Error: ValueError Traceback (most recent call last) in <cell line: 11>() 9 10 # let's sort the data ---> 11 imgs = sorted(df_imgs["path"].values, key = lambda x: int(x[BASE_LEN:-END_IMG_LEN])) 12 masks = sorted(df_masks["path"].values, key=lambda x: int(x[BASE_LEN:-END_MASK_LEN])) 13

in (x) 9 10 # let's sort the data ---> 11 imgs = sorted(df_imgs["path"].values, key = lambda x: int(x[BASE_LEN:-END_IMG_LEN])) 12 masks = sorted(df_masks["path"].values, key=lambda x: int(x[BASE_LEN:-END_MASK_LEN])) 13

ValueError: invalid literal for int() with base 10: ''

Can someone help me out here and tell me why I'm facing this issue I want to categorize the masks and images so that I can create a dataframe at the end, which contains the paths of each images and masks.


Solution

  • The error you are having (I assume) is due to the fact that the code inside the lambda function int(x[BASE_LEN:-END_IMG_LEN]) is trying to convert a non-integer string into an integer.

    The slice x[BASE_LEN:-END_IMG_LEN] is extracting a part of the string that is not a valid integer, resulting in the ValueError.

    And then the BASE_LEN, END_IMG_LEN, and END_MASK_LEN values are constants and might not match the actual positions of the numeric values you're trying to extract from your strings.

    I don't know the exact format of the paths in the 'path' column, so it's hard to provide a specific solution.
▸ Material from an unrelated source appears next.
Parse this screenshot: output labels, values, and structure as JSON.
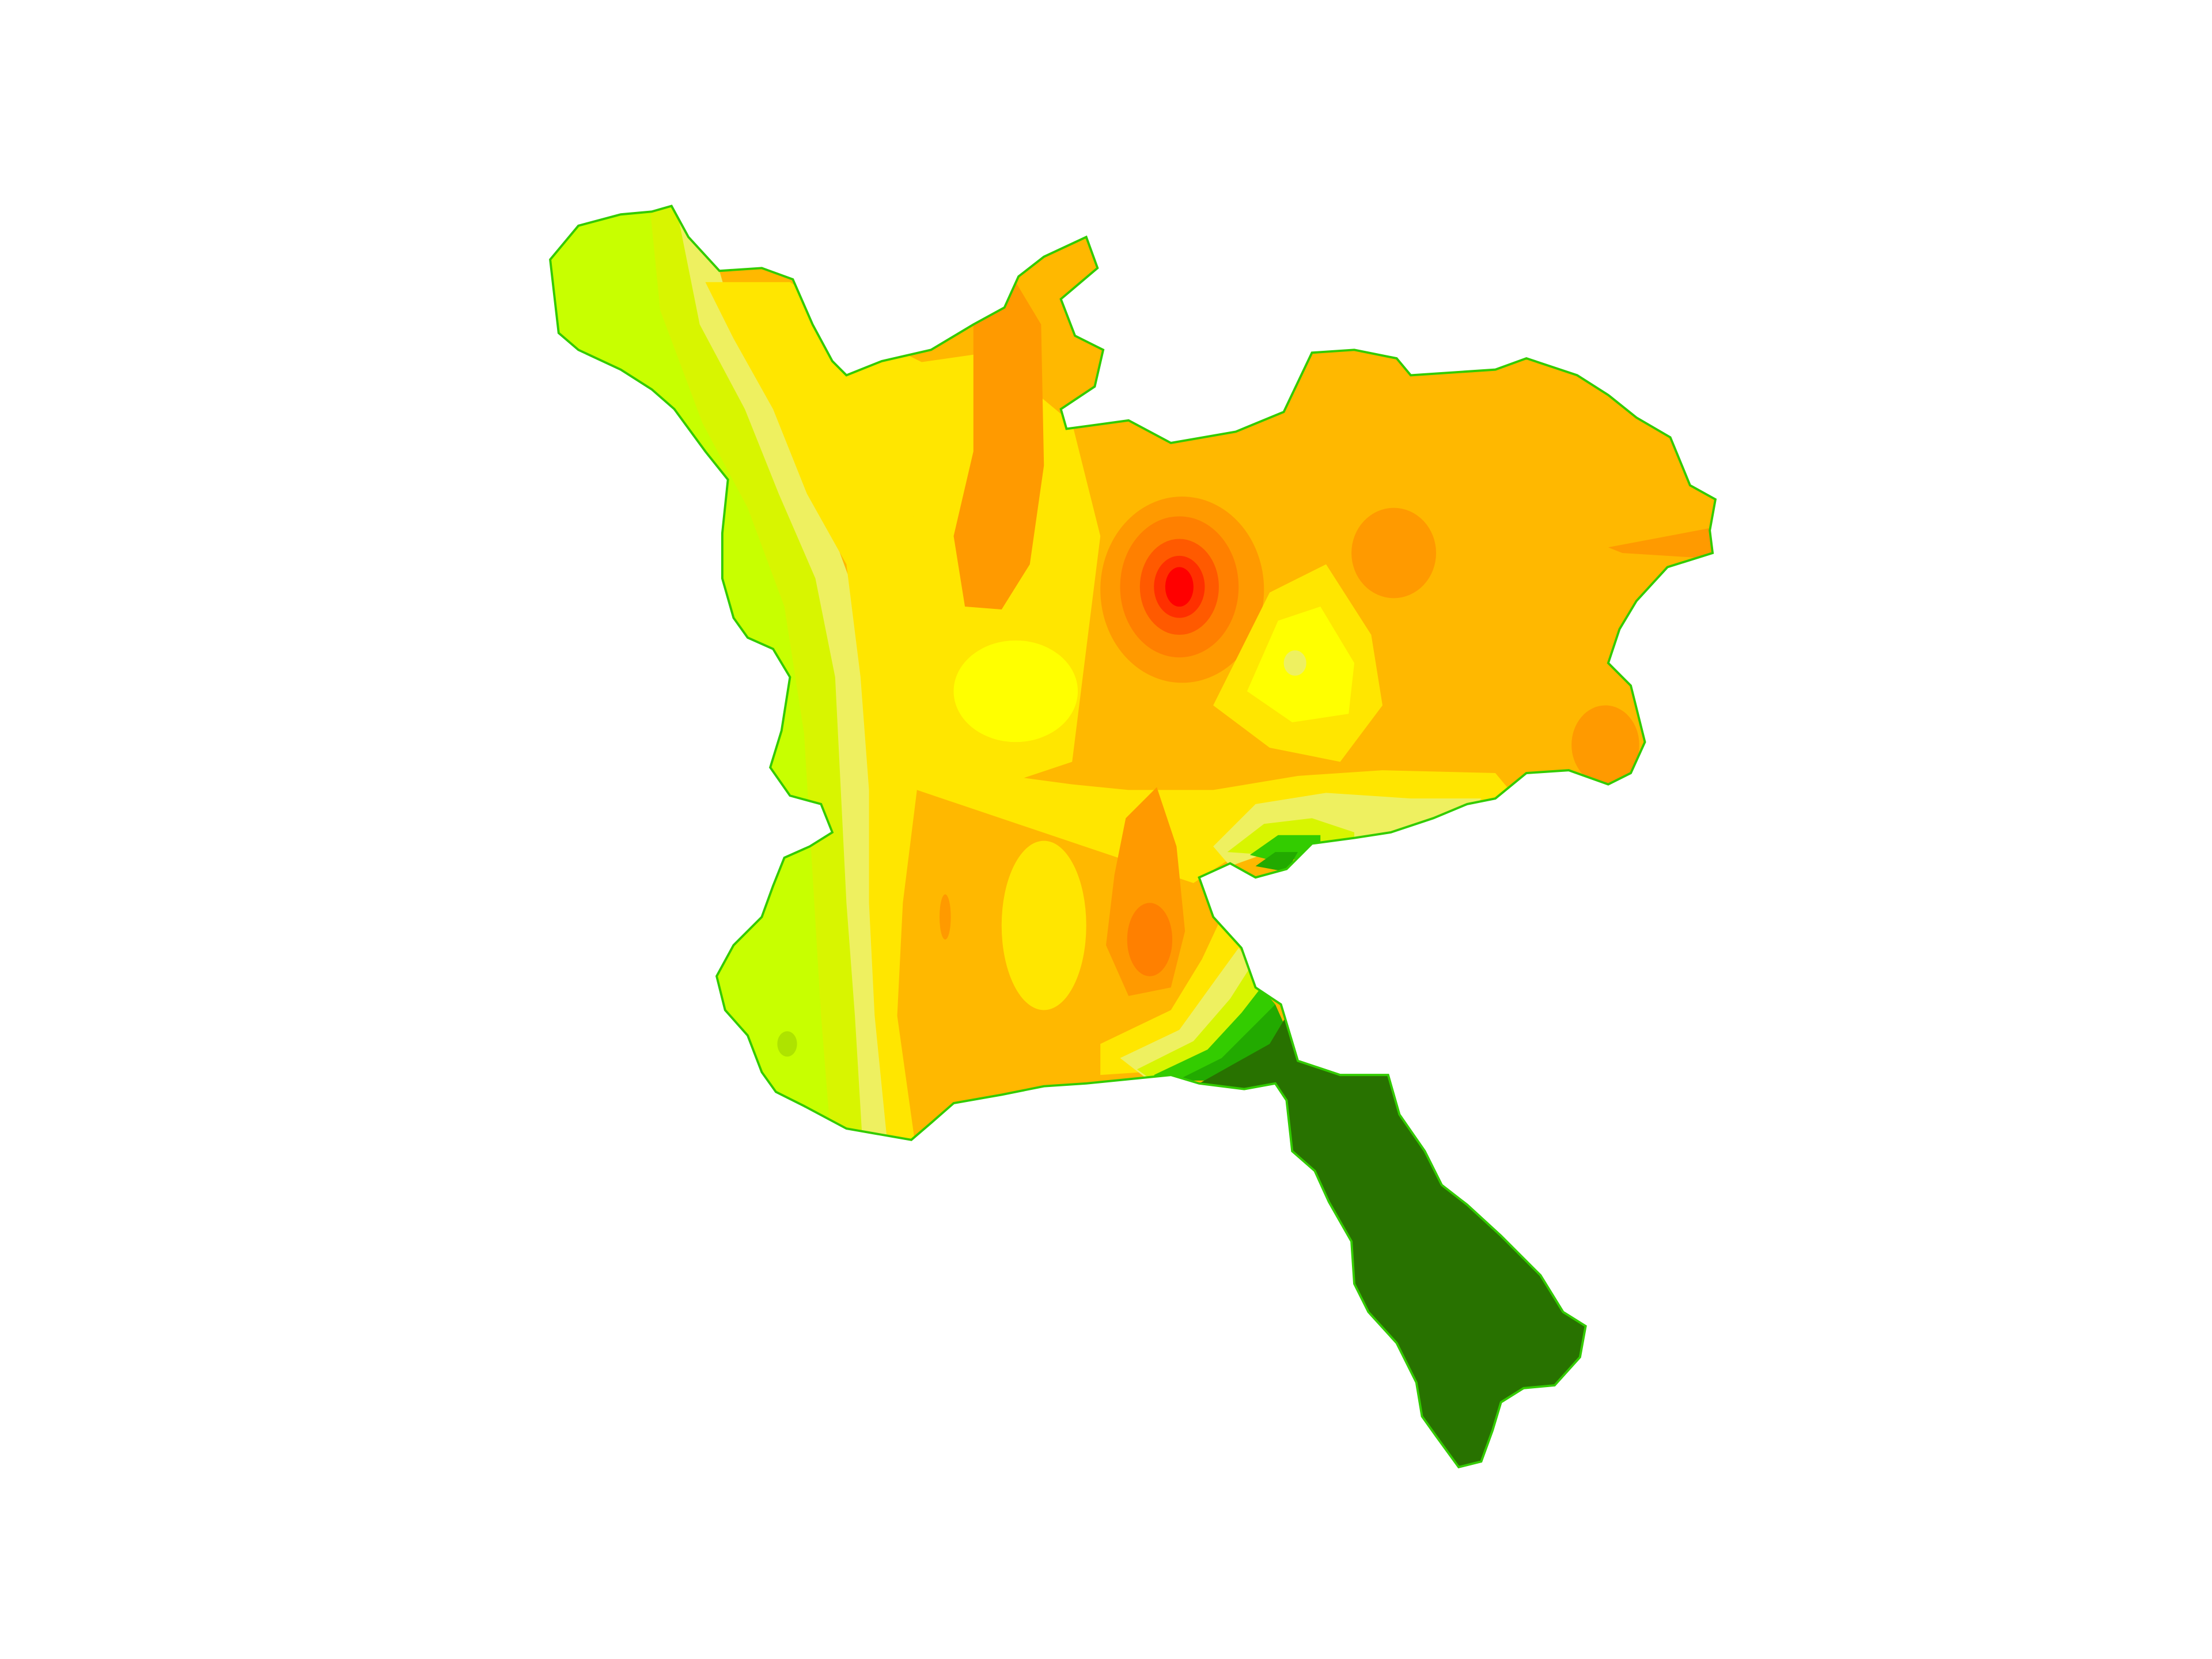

Try to print the value of the substring inside the lambda function that you're attempting to convert to an integer. This will allow you to see exactly what is causing the error.

    Then try the following :

    def key_function(x):
        value = x[BASE_LEN:-END_IMG_LEN]
        print("Attempting to convert:", value)  # Print the problematic value
        return int(value)
    
    imgs = sorted(df_imgs["path"].values, key=key_function)
    

    You will be able to see what is being attempted to convert to an integer and figure out why it's not working. Feel free to share an example of the paths if you'd like more specific guidance.